We have adopted the Uttlesford Local Residential Parking Standards as an addition to the Essex Design Guide Parking Standards.

These standards should be used when designing new residential development proposals as they will be used by officers in assessing proposals.
 

Introduction

Uttlesford District Council has adopted the Icon for pdf Parking Standards - Design and Good Practice (2009) [4.53MB] produced by Essex County Council in partnership with the Essex Planning Officers Association (EPOA).

The standards form a consistent basis for discussion between developers applying for planning permission and the council. The intention is that they are applied throughout Essex.

However, it is recognised within the document that situations may arise where the local economic environment and the availability of alternative means of travel to the private car may lead to parking provision that is more appropriate to local circumstances. This is the case within Uttlesford.

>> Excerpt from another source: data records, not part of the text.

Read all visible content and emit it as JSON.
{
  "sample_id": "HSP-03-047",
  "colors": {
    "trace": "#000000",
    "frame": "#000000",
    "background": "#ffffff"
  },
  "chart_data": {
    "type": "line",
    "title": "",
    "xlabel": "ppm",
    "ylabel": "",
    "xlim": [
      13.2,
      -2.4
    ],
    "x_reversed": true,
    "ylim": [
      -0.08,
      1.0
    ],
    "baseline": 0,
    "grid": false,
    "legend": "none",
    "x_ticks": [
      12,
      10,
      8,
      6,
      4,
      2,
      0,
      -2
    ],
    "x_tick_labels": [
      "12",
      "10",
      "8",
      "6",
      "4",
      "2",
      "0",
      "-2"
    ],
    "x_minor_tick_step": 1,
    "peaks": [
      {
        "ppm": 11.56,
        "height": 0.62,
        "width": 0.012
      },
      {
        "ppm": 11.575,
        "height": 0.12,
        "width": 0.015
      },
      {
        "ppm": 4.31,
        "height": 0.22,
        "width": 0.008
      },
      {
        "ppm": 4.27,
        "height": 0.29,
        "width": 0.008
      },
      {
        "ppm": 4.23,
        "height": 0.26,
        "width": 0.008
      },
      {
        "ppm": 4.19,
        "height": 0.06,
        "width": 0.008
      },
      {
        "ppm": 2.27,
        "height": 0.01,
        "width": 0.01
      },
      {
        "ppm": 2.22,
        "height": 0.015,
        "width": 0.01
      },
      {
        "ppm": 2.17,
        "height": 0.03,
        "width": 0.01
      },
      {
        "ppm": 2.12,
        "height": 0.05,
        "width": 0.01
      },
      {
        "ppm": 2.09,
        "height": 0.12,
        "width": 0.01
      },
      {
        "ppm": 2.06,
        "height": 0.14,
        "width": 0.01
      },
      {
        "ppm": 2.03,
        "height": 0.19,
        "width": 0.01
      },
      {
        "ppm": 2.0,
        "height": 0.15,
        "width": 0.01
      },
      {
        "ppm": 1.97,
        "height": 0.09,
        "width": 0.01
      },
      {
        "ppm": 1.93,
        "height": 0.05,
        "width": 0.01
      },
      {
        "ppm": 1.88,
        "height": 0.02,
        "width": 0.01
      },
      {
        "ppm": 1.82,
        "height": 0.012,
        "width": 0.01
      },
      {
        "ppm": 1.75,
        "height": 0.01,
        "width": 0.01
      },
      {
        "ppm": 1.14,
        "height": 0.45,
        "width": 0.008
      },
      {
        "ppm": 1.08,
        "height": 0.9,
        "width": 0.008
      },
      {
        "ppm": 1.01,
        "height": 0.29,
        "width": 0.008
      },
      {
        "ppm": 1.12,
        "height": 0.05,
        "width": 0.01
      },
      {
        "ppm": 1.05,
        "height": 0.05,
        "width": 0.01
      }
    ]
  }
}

Uttlesford is a primarily rural district with restricted access to public transport. In reality therefore the majority of journeys are by the private car. It is imperative for both good planning and good design that this is recognised in the early planning of new development and sufficient car parking space provision provided. This guide sets out the suggested approach to car parking provision within Uttlesford and explains how this can be achieved without compromising the high quality design required for new developments.
 

Essex Parking Standards

The adopted parking standards for Use Class C3: Dwelling houses state the following:

 

Use

Vehicle min.

Cycle min.

PTW* min.

Disabled min.

1 bedroom

1 space per dwelling**

1 secure covered space per dwelling

N/A

N/A if parking is in curtilage of dwelling, otherwise as visitor/unallocated

2+ bedroom

2 spaces per dwelling**

1 space per 8 units (visitors)

2 PTW spaces and 1 space per 2 dwellings for mobility scooters

N/A if parking is in curtilage of dwelling, otherwise as visitor/unallocated

Visitor/unallocated

0.25 spaces per dwelling (unallocated) (rounded up to nearest whole number)

If no garage of secure area is provided within curtilage of dwelling then 1 covered and secure space per dwelling in a communal area for residents plus 1 space per 8 dwellings for visitors

1 space + 1 per 20 car spaces (for 1st 100 car spaces), then 1 space per 30 car spaces (over 100 car spaces)

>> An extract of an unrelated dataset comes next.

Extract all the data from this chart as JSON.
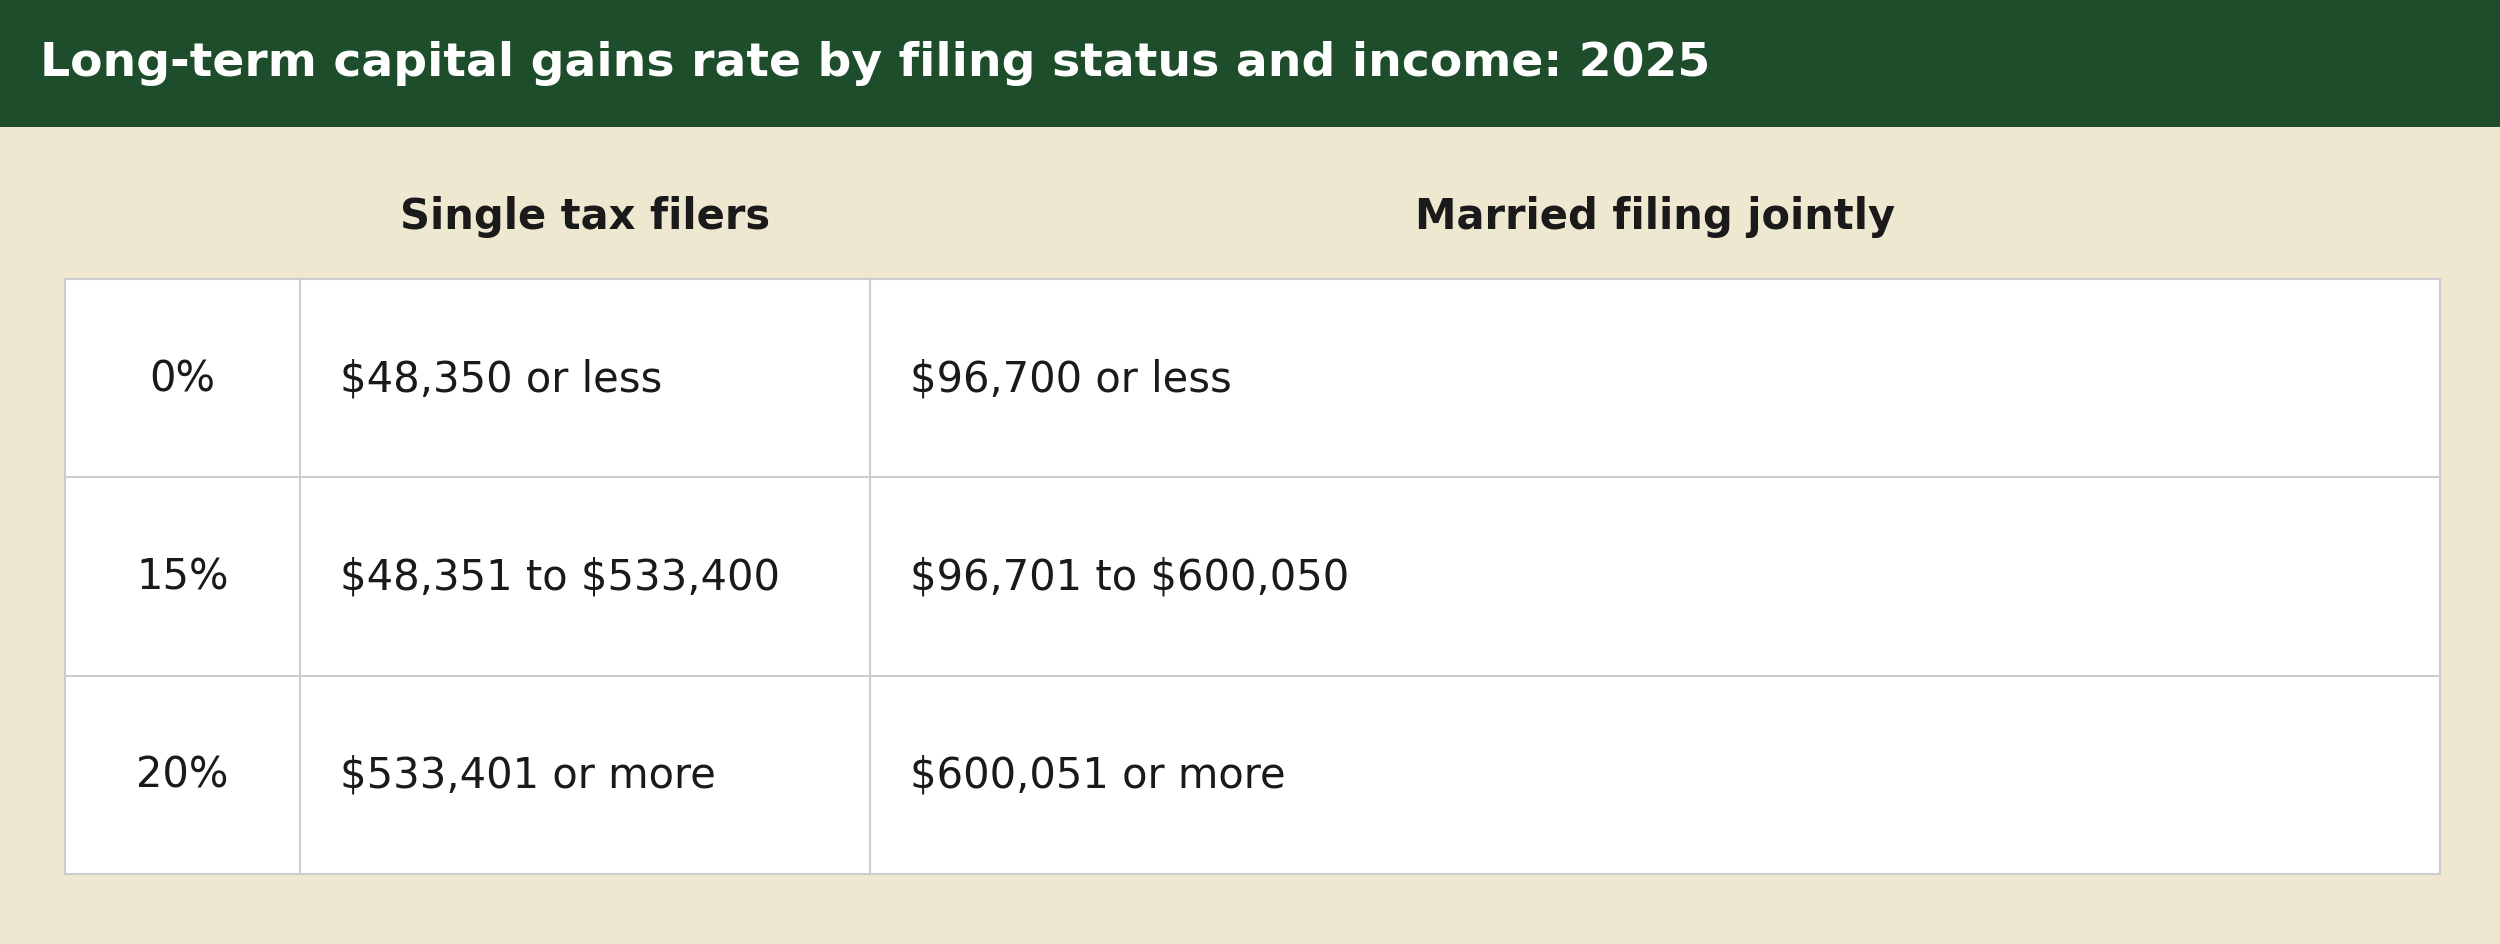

200 vehicle bay or less= 3 bays or 6% of total capacity, whichever is greater, Over 200 vehicle bays= 4 bays plus 4% of total capacity

 

* PTW = Powered Two Wheeler

** Excluding garage if less than 7m x 3m internal dimension
 

Local Standards

Due to the nature of Uttlesford District in addition to the Essex Parking Standards set out above (and in more detail in the full Icon for pdf Parking Standards - Design and Good Practice (2009) [4.53MB]) local parking standards have been adopted as material planning considerations and these are set out below.

Use: 4+ bedroom

Vehicle minimum: 3 spaces per dwelling*

* Excluding garage if less than 7m x 3m internal dimension
 

Design

The Icon for pdf Parking Standards - Design and Good Practice (2009) [4.53MB] sets out within the design and layout section examples of good design which enable parking provision to be successfully integrated into residential developments. The council expects that these elements of good design are used to ensure that car parking does not dominate the character and appearance of development.

Uttlesford has a rich built heritage which forms part of the overall character of the district. Its preservation is important and will be considered as part of any application process. In some instances the historic constraints of a site or area will result in the need for compromises to be made. This could lead to a reduced car parking requirement in certain circumstances.

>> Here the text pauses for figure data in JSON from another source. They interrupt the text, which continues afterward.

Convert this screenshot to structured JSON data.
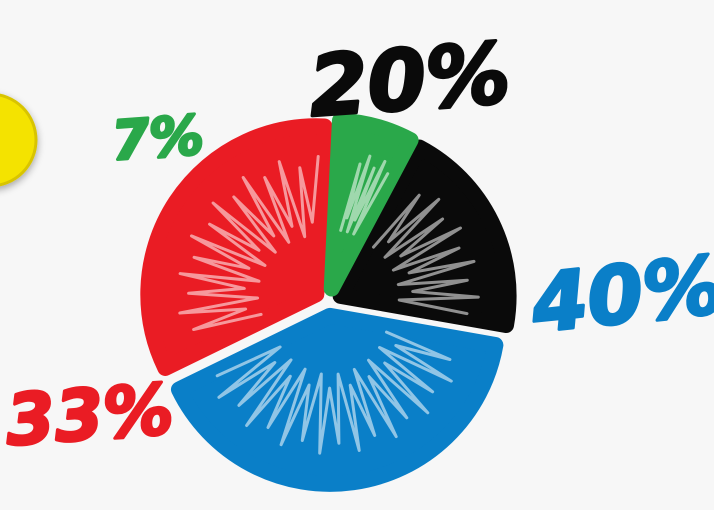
{
  "chart_data": {
    "type": "pie",
    "categories": [
      "",
      "",
      "",
      ""
    ],
    "values": [
      20,
      40,
      33,
      7
    ],
    "labels": [
      "20%",
      "40%",
      "33%",
      "7%"
    ],
    "colors": [
      "#0a0a0a",
      "#0a7fc8",
      "#ea1c24",
      "#2aa84a"
    ],
    "title": "",
    "legend": "none",
    "exploded": true
  },
  "decoration": {
    "circle_color": "#f4e300"
  }
}
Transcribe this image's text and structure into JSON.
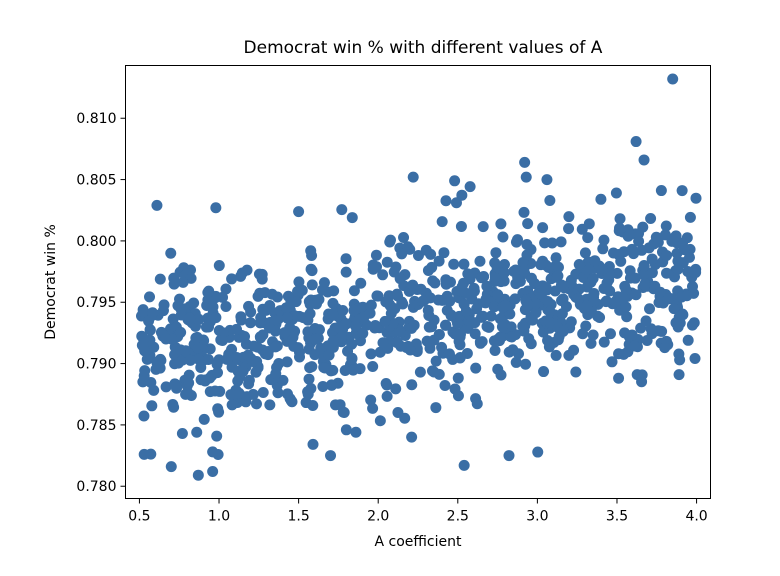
{
  "chart_data": {
    "type": "scatter",
    "title": "Democrat win % with different values of A",
    "xlabel": "A coefficient",
    "ylabel": "Democrat win %",
    "xlim": [
      0.4125,
      4.0875
    ],
    "ylim": [
      0.779,
      0.8143
    ],
    "xticks": [
      0.5,
      1.0,
      1.5,
      2.0,
      2.5,
      3.0,
      3.5,
      4.0
    ],
    "xtick_labels": [
      "0.5",
      "1.0",
      "1.5",
      "2.0",
      "2.5",
      "3.0",
      "3.5",
      "4.0"
    ],
    "yticks": [
      0.78,
      0.785,
      0.79,
      0.795,
      0.8,
      0.805,
      0.81
    ],
    "ytick_labels": [
      "0.780",
      "0.785",
      "0.790",
      "0.795",
      "0.800",
      "0.805",
      "0.810"
    ],
    "grid": false,
    "marker_color": "#3a6ea5",
    "n_points": 1000,
    "trend": {
      "slope": 0.0017,
      "intercept": 0.7902,
      "noise_sd": 0.0031,
      "seed": 12345
    },
    "notable_points": [
      {
        "x": 3.85,
        "y": 0.8132
      },
      {
        "x": 3.62,
        "y": 0.8081
      },
      {
        "x": 3.67,
        "y": 0.8066
      },
      {
        "x": 2.22,
        "y": 0.8052
      },
      {
        "x": 2.48,
        "y": 0.8049
      },
      {
        "x": 2.92,
        "y": 0.8064
      },
      {
        "x": 2.93,
        "y": 0.8052
      },
      {
        "x": 3.06,
        "y": 0.805
      },
      {
        "x": 0.61,
        "y": 0.8029
      },
      {
        "x": 0.98,
        "y": 0.8027
      },
      {
        "x": 0.53,
        "y": 0.7826
      },
      {
        "x": 0.87,
        "y": 0.7809
      },
      {
        "x": 0.7,
        "y": 0.7816
      },
      {
        "x": 0.96,
        "y": 0.7812
      },
      {
        "x": 0.96,
        "y": 0.7828
      },
      {
        "x": 2.54,
        "y": 0.7817
      },
      {
        "x": 2.21,
        "y": 0.784
      },
      {
        "x": 1.8,
        "y": 0.7846
      },
      {
        "x": 1.86,
        "y": 0.7844
      },
      {
        "x": 0.77,
        "y": 0.7843
      },
      {
        "x": 0.86,
        "y": 0.7844
      },
      {
        "x": 3.89,
        "y": 0.7891
      },
      {
        "x": 3.51,
        "y": 0.7888
      },
      {
        "x": 3.8,
        "y": 0.7913
      }
    ]
  }
}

The document sets out parking bay sizes and examples of layout of parking areas.

When planning residential parking, consideration of the type and scale of the development should be taken into account. Safe and secure parking can be achieved where cars can be seen by owners and neighbours. Layouts must accommodate the safe passage of emergency, delivery and refuse collection vehicles.

Parking courts are not generally considered to be appropriate for the rural nature of Uttlesford and "on plot" parking should be the normal approach.

Space for car parking can be provided "on plot", within the curtilage of the dwelling, such as in the form of a garage, car port, cart lodge, parking bay or private drive. Ideally dwellings should be accessed from the front, although side and rear access can be appropriate in some circumstances. Quality urban design dictates that care should be taken that this does not result in streets dominated by parking spaces in front of dwellings, or by building facades with large expanses of garage doors.
 

Conclusion

The rural nature of Uttlesford requires a different and realistic approach to the general travel method of residents. As a result a higher level of car parking provision is justified and will be sought through negations as part of pre-application and post submission discussions.